The law is very clear on who has to provide workers’ compensation coverage and other regulations when it comes to how businesses treat their employees. However, one California business that is purportedly owned by a religious organization apparently felt it did not need to provide some benefits such as workers’ compensation to workers in a deli. A ruling handed down by the California Department of Industrial Relations may mean other religious organizations that own businesses and have employees may also have to comply.
According to news reports, a religious group was fined $14,000 for not complying with workers’ compensation laws. It appealed the fine, arguing that it is a religious nonprofit group and therefore should be exempt from the state law. The group owns the deli shop in question along with other businesses that were also cited in the past for not providing required employment benefits, including not paying minimum wage to workers at another business.

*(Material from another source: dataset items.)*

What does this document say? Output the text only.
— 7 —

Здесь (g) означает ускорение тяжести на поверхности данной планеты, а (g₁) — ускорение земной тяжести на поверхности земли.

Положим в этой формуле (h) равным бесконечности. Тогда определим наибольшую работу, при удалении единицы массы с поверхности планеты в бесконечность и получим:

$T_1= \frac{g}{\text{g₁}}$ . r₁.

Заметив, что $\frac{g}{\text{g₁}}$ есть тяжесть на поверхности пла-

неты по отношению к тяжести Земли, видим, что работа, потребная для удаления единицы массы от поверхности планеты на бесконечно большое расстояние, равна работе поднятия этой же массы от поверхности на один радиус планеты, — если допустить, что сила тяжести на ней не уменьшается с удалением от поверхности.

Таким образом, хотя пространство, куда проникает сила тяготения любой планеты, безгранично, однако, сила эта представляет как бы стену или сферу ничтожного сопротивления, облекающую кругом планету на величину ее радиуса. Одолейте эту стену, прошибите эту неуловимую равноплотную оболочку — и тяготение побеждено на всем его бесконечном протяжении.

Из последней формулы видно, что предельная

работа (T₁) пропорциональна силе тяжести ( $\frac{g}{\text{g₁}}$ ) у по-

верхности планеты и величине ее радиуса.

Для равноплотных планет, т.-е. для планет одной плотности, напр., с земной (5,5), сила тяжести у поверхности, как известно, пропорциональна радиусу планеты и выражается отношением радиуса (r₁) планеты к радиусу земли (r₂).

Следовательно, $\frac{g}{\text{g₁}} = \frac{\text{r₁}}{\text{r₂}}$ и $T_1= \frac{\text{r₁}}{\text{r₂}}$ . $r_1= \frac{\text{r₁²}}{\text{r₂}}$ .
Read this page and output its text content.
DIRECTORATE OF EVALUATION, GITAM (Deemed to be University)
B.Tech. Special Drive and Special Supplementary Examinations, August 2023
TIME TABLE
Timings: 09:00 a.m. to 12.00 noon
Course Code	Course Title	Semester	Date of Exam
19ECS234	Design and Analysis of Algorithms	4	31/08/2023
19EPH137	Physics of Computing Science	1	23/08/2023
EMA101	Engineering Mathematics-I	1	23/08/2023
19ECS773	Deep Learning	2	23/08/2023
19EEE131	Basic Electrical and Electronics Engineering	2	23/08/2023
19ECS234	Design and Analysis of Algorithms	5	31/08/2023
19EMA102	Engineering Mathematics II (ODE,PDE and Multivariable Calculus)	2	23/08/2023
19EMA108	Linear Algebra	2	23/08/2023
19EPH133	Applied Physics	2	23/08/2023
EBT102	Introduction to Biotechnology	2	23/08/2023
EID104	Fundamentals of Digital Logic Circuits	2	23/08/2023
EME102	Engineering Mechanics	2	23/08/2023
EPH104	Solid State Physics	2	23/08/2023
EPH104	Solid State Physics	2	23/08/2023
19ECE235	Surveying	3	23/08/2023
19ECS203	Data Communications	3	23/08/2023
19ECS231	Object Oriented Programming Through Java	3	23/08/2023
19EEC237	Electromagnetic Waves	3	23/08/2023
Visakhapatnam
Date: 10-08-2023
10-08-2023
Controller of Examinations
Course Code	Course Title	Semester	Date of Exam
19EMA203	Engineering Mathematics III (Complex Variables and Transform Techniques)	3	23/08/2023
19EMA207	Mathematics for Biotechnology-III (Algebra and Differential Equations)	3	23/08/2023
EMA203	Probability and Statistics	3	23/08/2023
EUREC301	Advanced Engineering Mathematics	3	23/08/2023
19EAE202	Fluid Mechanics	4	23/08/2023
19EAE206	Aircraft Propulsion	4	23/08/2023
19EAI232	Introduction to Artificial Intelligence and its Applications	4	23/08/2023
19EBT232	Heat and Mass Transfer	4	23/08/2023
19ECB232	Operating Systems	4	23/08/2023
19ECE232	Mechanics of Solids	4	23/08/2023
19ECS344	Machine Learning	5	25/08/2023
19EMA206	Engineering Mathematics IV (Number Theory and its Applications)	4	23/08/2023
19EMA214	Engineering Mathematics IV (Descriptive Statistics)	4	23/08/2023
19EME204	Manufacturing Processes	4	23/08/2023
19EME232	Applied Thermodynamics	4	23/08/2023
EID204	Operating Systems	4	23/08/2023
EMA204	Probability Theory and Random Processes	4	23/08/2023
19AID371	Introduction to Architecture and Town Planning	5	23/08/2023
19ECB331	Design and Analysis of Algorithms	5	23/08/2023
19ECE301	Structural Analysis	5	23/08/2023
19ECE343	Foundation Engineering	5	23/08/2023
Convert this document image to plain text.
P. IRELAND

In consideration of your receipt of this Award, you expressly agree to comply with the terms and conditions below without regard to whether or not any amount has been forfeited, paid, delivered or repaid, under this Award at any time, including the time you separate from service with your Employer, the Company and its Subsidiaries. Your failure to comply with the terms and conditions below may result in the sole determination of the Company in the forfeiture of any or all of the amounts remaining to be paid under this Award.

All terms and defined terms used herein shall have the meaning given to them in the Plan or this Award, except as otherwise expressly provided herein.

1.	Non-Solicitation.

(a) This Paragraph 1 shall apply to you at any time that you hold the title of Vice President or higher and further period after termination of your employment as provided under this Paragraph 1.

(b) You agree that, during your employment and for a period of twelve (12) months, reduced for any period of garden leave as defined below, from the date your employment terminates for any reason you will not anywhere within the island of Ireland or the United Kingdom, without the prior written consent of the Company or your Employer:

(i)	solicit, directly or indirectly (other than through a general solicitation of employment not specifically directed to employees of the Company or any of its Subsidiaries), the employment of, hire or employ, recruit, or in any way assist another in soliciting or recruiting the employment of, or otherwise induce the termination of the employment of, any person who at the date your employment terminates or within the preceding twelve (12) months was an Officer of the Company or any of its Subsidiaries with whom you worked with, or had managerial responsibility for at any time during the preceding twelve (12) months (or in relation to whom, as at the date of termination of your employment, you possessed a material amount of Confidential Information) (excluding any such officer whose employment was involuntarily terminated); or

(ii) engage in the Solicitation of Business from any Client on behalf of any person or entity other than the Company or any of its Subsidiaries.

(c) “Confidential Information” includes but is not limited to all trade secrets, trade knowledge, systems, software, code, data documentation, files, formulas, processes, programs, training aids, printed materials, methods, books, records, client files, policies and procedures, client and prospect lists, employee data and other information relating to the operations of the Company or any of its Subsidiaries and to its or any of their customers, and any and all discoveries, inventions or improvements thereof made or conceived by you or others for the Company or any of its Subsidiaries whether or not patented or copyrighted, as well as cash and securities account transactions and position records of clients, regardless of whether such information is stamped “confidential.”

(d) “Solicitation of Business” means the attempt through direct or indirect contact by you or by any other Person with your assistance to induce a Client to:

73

A judge ruled that the businesses in question were all owned by individuals belonging to the religious order, but not legally owned by the religious order itself. The group says it plans to reorganize but it has also dropped an appeal. The quest for compliance began in 2010 when inspectors were told employees were actually volunteers in the deli.
While a case such as this can get convoluted when it comes to religious group exemptions, the ruling in this case made it clear that these particular California businesses must comply and provide workers’ compensation benefits for employees. Anytime a worker is injured or becomes ill at work, workers’ compensation protects everyone involved and may be needed for that individual worker to help pay for living expense, medical bills and cover lost wages. Compliance with state regulations is a must, and any worker concerned about their coverage should inquire about their benefits to be sure they are covered as the law requires.